SLDI supports analytic gradient computation for non-stationary Langevin models, weak-projection identification for population snapshot data, and interpretable phase-plane and fixed-point analysis for nonlinear dynamics (Genkin et al., 2020, Tsourtis et al., 2020, Duncker et al., 2019).


Table: Core Components of SLDI Frameworks

Component Typical Formulation References
Latent SDE (generative) dzt=μθ(zt,t)dt+Σθ(zt,t)dWtdz_t = \mu_\theta(z_t, t)dt + \Sigma_\theta(z_t, t)dW_t (Rice, 8 Jan 2026, Aslanimoghanloo et al., 20 Nov 2025)
Variational Posterior qϕ(z0x1:T)q_\phi(z_0|x_{1:T}), SDE-flow for qϕ(z1:Tz0)q_\phi(z_{1:T}|z_0) (Rice, 8 Jan 2026, ElGazzar et al., 2024)
ELBO/Objective Reconstruction + prior/posterior KL + path-KL (Girsanov) (Rice, 8 Jan 2026, Course et al., 2023)
Adjoint System dat/dtda_t/dt, co-parameterized Aθ(zt,t)\mathcal{A}_\theta(z_t, t) (Rice, 8 Jan 2026)
Variance Reduction Pathwise-regularization, antithetic sampling, gradient clipping (Rice, 8 Jan 2026)
EM/SMC/Particle Methods For hierarchical and population-level models (Rajaei et al., 29 Jul 2025, Deng et al., 2022)
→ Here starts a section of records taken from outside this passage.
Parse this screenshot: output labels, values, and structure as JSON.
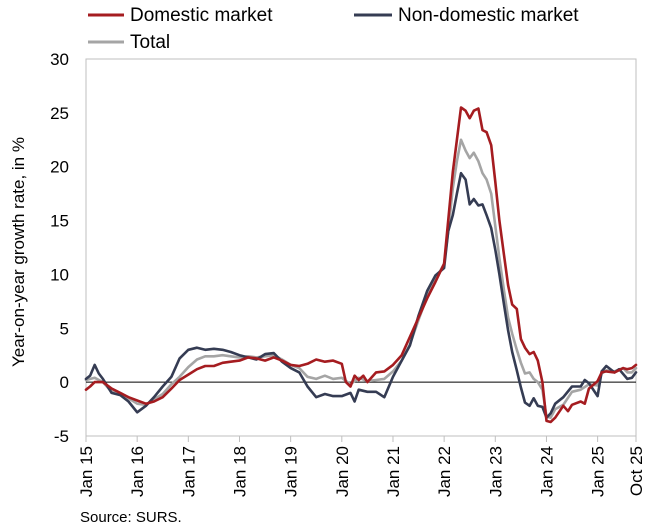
{
  "chart_data": {
    "type": "line",
    "title": "",
    "xlabel": "",
    "ylabel": "Year-on-year growth rate, in %",
    "ylim": [
      -5,
      30
    ],
    "yticks": [
      30,
      25,
      20,
      15,
      10,
      5,
      0,
      -5
    ],
    "xlim": [
      2015.0,
      2025.75
    ],
    "xticks": [
      {
        "label": "Jan 15",
        "x": 2015.0
      },
      {
        "label": "Jan 16",
        "x": 2016.0
      },
      {
        "label": "Jan 17",
        "x": 2017.0
      },
      {
        "label": "Jan 18",
        "x": 2018.0
      },
      {
        "label": "Jan 19",
        "x": 2019.0
      },
      {
        "label": "Jan 20",
        "x": 2020.0
      },
      {
        "label": "Jan 21",
        "x": 2021.0
      },
      {
        "label": "Jan 22",
        "x": 2022.0
      },
      {
        "label": "Jan 23",
        "x": 2023.0
      },
      {
        "label": "Jan 24",
        "x": 2024.0
      },
      {
        "label": "Jan 25",
        "x": 2025.0
      },
      {
        "label": "Oct 25",
        "x": 2025.75
      }
    ],
    "grid": false,
    "legend_position": "top-left",
    "series": [
      {
        "name": "Total",
        "color": "#a5a5a5",
        "points": [
          [
            2015.0,
            0.2
          ],
          [
            2015.17,
            0.4
          ],
          [
            2015.33,
            0.0
          ],
          [
            2015.5,
            -0.9
          ],
          [
            2015.67,
            -1.1
          ],
          [
            2015.83,
            -1.5
          ],
          [
            2016.0,
            -2.0
          ],
          [
            2016.17,
            -2.1
          ],
          [
            2016.33,
            -1.6
          ],
          [
            2016.5,
            -1.1
          ],
          [
            2016.67,
            -0.2
          ],
          [
            2016.83,
            0.5
          ],
          [
            2017.0,
            1.4
          ],
          [
            2017.17,
            2.1
          ],
          [
            2017.33,
            2.4
          ],
          [
            2017.5,
            2.4
          ],
          [
            2017.67,
            2.5
          ],
          [
            2017.83,
            2.4
          ],
          [
            2018.0,
            2.3
          ],
          [
            2018.17,
            2.4
          ],
          [
            2018.33,
            2.3
          ],
          [
            2018.5,
            2.4
          ],
          [
            2018.67,
            2.5
          ],
          [
            2018.83,
            2.1
          ],
          [
            2019.0,
            1.6
          ],
          [
            2019.17,
            1.3
          ],
          [
            2019.33,
            0.5
          ],
          [
            2019.5,
            0.3
          ],
          [
            2019.67,
            0.6
          ],
          [
            2019.83,
            0.3
          ],
          [
            2020.0,
            0.4
          ],
          [
            2020.17,
            -0.2
          ],
          [
            2020.33,
            0.4
          ],
          [
            2020.5,
            0.1
          ],
          [
            2020.67,
            0.2
          ],
          [
            2020.83,
            0.3
          ],
          [
            2021.0,
            1.0
          ],
          [
            2021.17,
            2.0
          ],
          [
            2021.33,
            3.5
          ],
          [
            2021.5,
            5.8
          ],
          [
            2021.67,
            8.0
          ],
          [
            2021.83,
            9.5
          ],
          [
            2022.0,
            11.0
          ],
          [
            2022.08,
            14.0
          ],
          [
            2022.17,
            18.0
          ],
          [
            2022.25,
            20.5
          ],
          [
            2022.33,
            22.5
          ],
          [
            2022.42,
            21.5
          ],
          [
            2022.5,
            20.8
          ],
          [
            2022.58,
            21.3
          ],
          [
            2022.67,
            20.5
          ],
          [
            2022.75,
            19.4
          ],
          [
            2022.83,
            18.8
          ],
          [
            2022.92,
            17.5
          ],
          [
            2023.0,
            14.5
          ],
          [
            2023.08,
            11.5
          ],
          [
            2023.17,
            8.5
          ],
          [
            2023.25,
            6.0
          ],
          [
            2023.33,
            4.5
          ],
          [
            2023.42,
            3.0
          ],
          [
            2023.5,
            1.8
          ],
          [
            2023.58,
            0.8
          ],
          [
            2023.67,
            0.9
          ],
          [
            2023.75,
            0.3
          ],
          [
            2023.83,
            0.0
          ],
          [
            2023.92,
            -0.7
          ],
          [
            2024.0,
            -3.2
          ],
          [
            2024.08,
            -3.3
          ],
          [
            2024.17,
            -2.5
          ],
          [
            2024.33,
            -2.1
          ],
          [
            2024.5,
            -0.9
          ],
          [
            2024.67,
            -0.7
          ],
          [
            2024.83,
            -0.2
          ],
          [
            2025.0,
            -0.3
          ],
          [
            2025.08,
            0.8
          ],
          [
            2025.17,
            1.1
          ],
          [
            2025.33,
            1.0
          ],
          [
            2025.5,
            1.3
          ],
          [
            2025.58,
            0.9
          ],
          [
            2025.67,
            0.9
          ],
          [
            2025.75,
            1.3
          ]
        ]
      },
      {
        "name": "Non-domestic market",
        "color": "#353c53",
        "points": [
          [
            2015.0,
            0.3
          ],
          [
            2015.08,
            0.6
          ],
          [
            2015.17,
            1.6
          ],
          [
            2015.25,
            0.8
          ],
          [
            2015.33,
            0.3
          ],
          [
            2015.5,
            -1.0
          ],
          [
            2015.67,
            -1.2
          ],
          [
            2015.83,
            -1.8
          ],
          [
            2016.0,
            -2.8
          ],
          [
            2016.17,
            -2.2
          ],
          [
            2016.33,
            -1.4
          ],
          [
            2016.5,
            -0.4
          ],
          [
            2016.67,
            0.5
          ],
          [
            2016.83,
            2.2
          ],
          [
            2017.0,
            3.0
          ],
          [
            2017.17,
            3.2
          ],
          [
            2017.33,
            3.0
          ],
          [
            2017.5,
            3.1
          ],
          [
            2017.67,
            3.0
          ],
          [
            2017.83,
            2.8
          ],
          [
            2018.0,
            2.5
          ],
          [
            2018.17,
            2.3
          ],
          [
            2018.33,
            2.1
          ],
          [
            2018.5,
            2.6
          ],
          [
            2018.67,
            2.7
          ],
          [
            2018.83,
            1.9
          ],
          [
            2019.0,
            1.3
          ],
          [
            2019.17,
            0.9
          ],
          [
            2019.33,
            -0.4
          ],
          [
            2019.5,
            -1.4
          ],
          [
            2019.67,
            -1.1
          ],
          [
            2019.83,
            -1.3
          ],
          [
            2020.0,
            -1.3
          ],
          [
            2020.17,
            -1.0
          ],
          [
            2020.25,
            -1.8
          ],
          [
            2020.33,
            -0.7
          ],
          [
            2020.5,
            -0.9
          ],
          [
            2020.67,
            -0.9
          ],
          [
            2020.83,
            -1.4
          ],
          [
            2021.0,
            0.5
          ],
          [
            2021.17,
            2.0
          ],
          [
            2021.33,
            3.4
          ],
          [
            2021.5,
            6.2
          ],
          [
            2021.67,
            8.5
          ],
          [
            2021.83,
            9.9
          ],
          [
            2022.0,
            10.6
          ],
          [
            2022.08,
            14.0
          ],
          [
            2022.17,
            15.5
          ],
          [
            2022.25,
            17.5
          ],
          [
            2022.33,
            19.4
          ],
          [
            2022.42,
            18.8
          ],
          [
            2022.5,
            16.5
          ],
          [
            2022.58,
            17.0
          ],
          [
            2022.67,
            16.4
          ],
          [
            2022.75,
            16.5
          ],
          [
            2022.83,
            15.5
          ],
          [
            2022.92,
            14.3
          ],
          [
            2023.0,
            12.3
          ],
          [
            2023.08,
            10.0
          ],
          [
            2023.17,
            7.2
          ],
          [
            2023.25,
            4.8
          ],
          [
            2023.33,
            2.8
          ],
          [
            2023.42,
            1.1
          ],
          [
            2023.5,
            -0.5
          ],
          [
            2023.58,
            -1.9
          ],
          [
            2023.67,
            -2.2
          ],
          [
            2023.75,
            -1.5
          ],
          [
            2023.83,
            -2.2
          ],
          [
            2023.92,
            -2.3
          ],
          [
            2024.0,
            -3.3
          ],
          [
            2024.08,
            -2.9
          ],
          [
            2024.17,
            -2.0
          ],
          [
            2024.33,
            -1.4
          ],
          [
            2024.5,
            -0.4
          ],
          [
            2024.67,
            -0.4
          ],
          [
            2024.75,
            0.2
          ],
          [
            2024.83,
            -0.1
          ],
          [
            2025.0,
            -1.3
          ],
          [
            2025.08,
            1.0
          ],
          [
            2025.17,
            1.5
          ],
          [
            2025.33,
            0.9
          ],
          [
            2025.42,
            1.2
          ],
          [
            2025.58,
            0.3
          ],
          [
            2025.67,
            0.4
          ],
          [
            2025.75,
            0.9
          ]
        ]
      },
      {
        "name": "Domestic market",
        "color": "#a51c20",
        "points": [
          [
            2015.0,
            -0.7
          ],
          [
            2015.08,
            -0.4
          ],
          [
            2015.17,
            0.0
          ],
          [
            2015.33,
            0.0
          ],
          [
            2015.5,
            -0.6
          ],
          [
            2015.67,
            -1.0
          ],
          [
            2015.83,
            -1.4
          ],
          [
            2016.0,
            -1.7
          ],
          [
            2016.17,
            -2.0
          ],
          [
            2016.33,
            -1.8
          ],
          [
            2016.5,
            -1.4
          ],
          [
            2016.67,
            -0.6
          ],
          [
            2016.83,
            0.2
          ],
          [
            2017.0,
            0.7
          ],
          [
            2017.17,
            1.2
          ],
          [
            2017.33,
            1.5
          ],
          [
            2017.5,
            1.5
          ],
          [
            2017.67,
            1.8
          ],
          [
            2017.83,
            1.9
          ],
          [
            2018.0,
            2.0
          ],
          [
            2018.17,
            2.3
          ],
          [
            2018.33,
            2.2
          ],
          [
            2018.5,
            2.0
          ],
          [
            2018.67,
            2.3
          ],
          [
            2018.83,
            2.0
          ],
          [
            2019.0,
            1.6
          ],
          [
            2019.17,
            1.5
          ],
          [
            2019.33,
            1.7
          ],
          [
            2019.5,
            2.1
          ],
          [
            2019.67,
            1.9
          ],
          [
            2019.83,
            2.0
          ],
          [
            2020.0,
            1.7
          ],
          [
            2020.08,
            0.0
          ],
          [
            2020.17,
            -0.4
          ],
          [
            2020.25,
            0.6
          ],
          [
            2020.33,
            0.2
          ],
          [
            2020.42,
            0.6
          ],
          [
            2020.5,
            0.0
          ],
          [
            2020.67,
            0.9
          ],
          [
            2020.83,
            1.0
          ],
          [
            2021.0,
            1.6
          ],
          [
            2021.17,
            2.5
          ],
          [
            2021.33,
            4.2
          ],
          [
            2021.5,
            6.0
          ],
          [
            2021.67,
            7.8
          ],
          [
            2021.83,
            9.3
          ],
          [
            2022.0,
            11.0
          ],
          [
            2022.08,
            15.0
          ],
          [
            2022.17,
            19.5
          ],
          [
            2022.25,
            22.5
          ],
          [
            2022.33,
            25.5
          ],
          [
            2022.42,
            25.2
          ],
          [
            2022.5,
            24.5
          ],
          [
            2022.58,
            25.2
          ],
          [
            2022.67,
            25.4
          ],
          [
            2022.75,
            23.4
          ],
          [
            2022.83,
            23.2
          ],
          [
            2022.92,
            22.0
          ],
          [
            2023.0,
            18.6
          ],
          [
            2023.08,
            15.0
          ],
          [
            2023.17,
            11.8
          ],
          [
            2023.25,
            9.0
          ],
          [
            2023.33,
            7.2
          ],
          [
            2023.42,
            6.8
          ],
          [
            2023.5,
            4.0
          ],
          [
            2023.58,
            3.2
          ],
          [
            2023.67,
            2.6
          ],
          [
            2023.75,
            2.8
          ],
          [
            2023.83,
            2.0
          ],
          [
            2023.92,
            0.0
          ],
          [
            2024.0,
            -3.6
          ],
          [
            2024.08,
            -3.7
          ],
          [
            2024.17,
            -3.3
          ],
          [
            2024.33,
            -2.2
          ],
          [
            2024.42,
            -2.7
          ],
          [
            2024.5,
            -2.1
          ],
          [
            2024.67,
            -1.8
          ],
          [
            2024.75,
            -2.0
          ],
          [
            2024.83,
            -0.6
          ],
          [
            2025.0,
            0.1
          ],
          [
            2025.08,
            0.9
          ],
          [
            2025.17,
            1.0
          ],
          [
            2025.33,
            0.9
          ],
          [
            2025.5,
            1.3
          ],
          [
            2025.58,
            1.2
          ],
          [
            2025.67,
            1.3
          ],
          [
            2025.75,
            1.6
          ]
        ]
      }
    ],
    "legend": [
      {
        "name": "Domestic market",
        "color": "#a51c20"
      },
      {
        "name": "Non-domestic market",
        "color": "#353c53"
      },
      {
        "name": "Total",
        "color": "#a5a5a5"
      }
    ]
  },
  "source": "Source: SURS."
}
SLDI constitutes a comprehensive statistical and computational framework for latent dynamical system identification and uncertainty-aware generative modeling in continuous time, distinguishing itself by principled integration of stochastic calculus, neural parameterization, scalable variational inference, and control-inspired optimization (Rice, 8 Jan 2026, ElGazzar et al., 2024, Aslanimoghanloo et al., 20 Nov 2025, Rajaei et al., 29 Jul 2025, Course et al., 2023).